Sono i risultati evidenziati da uno studio dei Centers of Disease Control and Prevention (CDC) americani.

La ricerca ha preso in esame casi di pazienti "iniziali", e cioè con infezione da coronavirus confermata in laboratorio a Nashville, nel Tennessee e Marshfield, nel Wisconsin, a partire da aprile 2020.

Sia loro che i familiari sono stati addestrati a distanza per completare diari dei sintomi e fornire ai ricercatori esiti di tamponi nasali e campioni di saliva, per 14 giorni.

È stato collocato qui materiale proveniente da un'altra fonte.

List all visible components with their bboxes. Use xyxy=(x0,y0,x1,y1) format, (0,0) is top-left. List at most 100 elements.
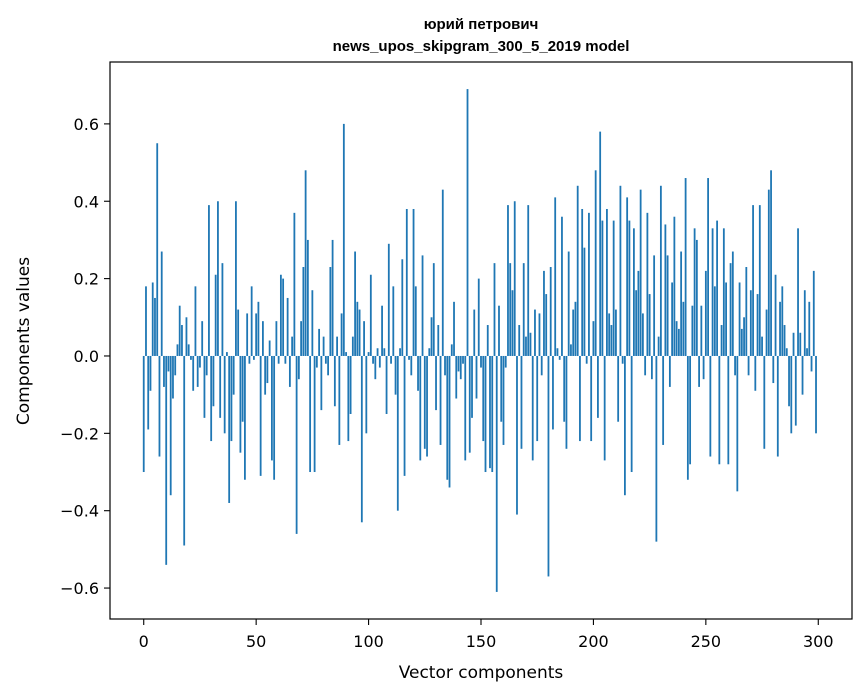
bar xyxy=(619,185,622,356)
bar xyxy=(756,294,759,356)
bar xyxy=(205,355,208,376)
bar xyxy=(262,321,264,356)
bar xyxy=(545,294,548,356)
bar xyxy=(160,251,163,356)
bar xyxy=(199,355,201,368)
bar xyxy=(471,355,473,418)
bar xyxy=(187,344,190,356)
bar xyxy=(722,228,725,356)
bar xyxy=(311,290,314,356)
bar xyxy=(785,348,788,356)
bar xyxy=(702,355,705,380)
bar xyxy=(556,348,559,356)
bar xyxy=(286,297,289,356)
bar xyxy=(270,355,273,461)
bar xyxy=(635,290,638,356)
bar xyxy=(190,355,192,360)
bar xyxy=(250,286,253,356)
bar xyxy=(304,170,307,356)
bar xyxy=(493,263,496,356)
bar xyxy=(167,355,170,372)
x-tick-label: 100 xyxy=(353,632,384,651)
bar xyxy=(246,313,249,356)
bar xyxy=(486,325,489,356)
bar xyxy=(538,313,541,356)
bar xyxy=(156,143,159,356)
bar xyxy=(331,239,334,356)
bar xyxy=(239,355,242,453)
bar xyxy=(691,305,694,356)
bar xyxy=(426,355,428,457)
bar xyxy=(529,332,532,356)
bar xyxy=(547,355,550,577)
bar xyxy=(446,355,449,480)
bar xyxy=(779,301,781,356)
y-tick-label: −0.6 xyxy=(60,579,99,598)
bar xyxy=(749,290,752,356)
bar xyxy=(430,317,433,356)
bar xyxy=(567,251,570,356)
bar xyxy=(594,170,597,356)
bar xyxy=(356,301,359,356)
y-tick-label: −0.4 xyxy=(60,502,99,521)
bar xyxy=(615,309,617,356)
bar xyxy=(322,336,325,356)
bar xyxy=(761,336,763,356)
y-tick-label: 0.6 xyxy=(74,115,99,134)
bar xyxy=(727,355,730,465)
bar xyxy=(172,355,174,399)
chart-title: юрий петрович xyxy=(424,16,539,33)
bar xyxy=(201,321,204,356)
y-axis-label: Components values xyxy=(14,257,34,425)
bar xyxy=(194,286,197,356)
bar xyxy=(315,355,318,368)
bar xyxy=(181,325,183,356)
bar xyxy=(399,348,401,356)
bar xyxy=(536,355,539,442)
bar xyxy=(684,178,687,356)
bar xyxy=(630,355,633,473)
bar xyxy=(522,263,525,356)
bar xyxy=(606,208,608,356)
bar xyxy=(291,336,294,356)
bar xyxy=(214,274,217,356)
bar xyxy=(603,355,606,461)
bar xyxy=(507,205,509,356)
bar xyxy=(527,205,530,356)
bar xyxy=(174,355,177,376)
y-tick-label: 0.0 xyxy=(74,347,99,366)
bar xyxy=(502,355,505,445)
bar-series xyxy=(142,89,817,592)
bar xyxy=(403,355,406,476)
bar xyxy=(401,259,404,356)
bar xyxy=(588,212,590,356)
bar xyxy=(349,355,352,414)
bar xyxy=(306,239,309,356)
bar xyxy=(788,355,790,407)
bar xyxy=(617,355,620,422)
bar xyxy=(747,355,750,376)
bar xyxy=(369,274,372,356)
bar xyxy=(540,355,543,376)
bar xyxy=(275,321,278,356)
bar xyxy=(574,301,577,356)
bar xyxy=(610,325,613,356)
bar xyxy=(561,216,563,356)
bar xyxy=(244,355,246,480)
x-tick-label: 50 xyxy=(246,632,266,651)
bar xyxy=(237,309,240,356)
bar xyxy=(534,309,536,356)
bar xyxy=(792,332,795,356)
bar xyxy=(169,355,172,496)
bar xyxy=(504,355,507,368)
bar xyxy=(432,263,435,356)
bar xyxy=(257,301,260,356)
bar xyxy=(659,185,662,356)
bar xyxy=(441,189,444,356)
bar xyxy=(570,344,572,356)
bar xyxy=(549,267,552,356)
bar xyxy=(149,355,152,391)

La totalità dei 191 contatti familiari dei 101 pazienti presi in esame ha riferito di non avere sintomi il giorno della comparsa della malattia del loro caro. Nel corso dei giorni, però, la situazione è mutata e 102 di loro hanno contratto il Sars-Cov-2.

Complessivamente, il tasso di queste infezioni cosiddette "secondarie" era del 53%, e oscillava tra il 57% degli over 18 e il 43% degli under 18. Solo in meno della metà dei casi, però, chi è stato infettato da un familiare ha riportato sintomi relativi al coronavirus.

In termini di caratteristiche della famiglia, il 69% dei pazienti da cui ha avuto inizio l'infezione ha riferito di aver trascorso quattro o più ore nella stessa stanza con uno o più familiari il giorno prima e il 40% il giorno dopo l'insorgenza della malattia. Il 40% ha riferito di aver dormito nella stessa stanza con uno o più familiari prima dell'inizio della malattia e il 30% dopo l'esordio.

Interpretando i risultati, gli autori dell'articolo scrivono che "in questo studio prospettico in corso che include un follow-up sistematico e quotidiano, la trasmissione di Sars-CoV-2 tra i membri della famiglia risultava comune e i tassi di infezione secondaria più alti di quanto precedentemente riportato".

Gli autori rilevano anche che altri Paesi hanno riportato tassi di contagio in famiglia diversi.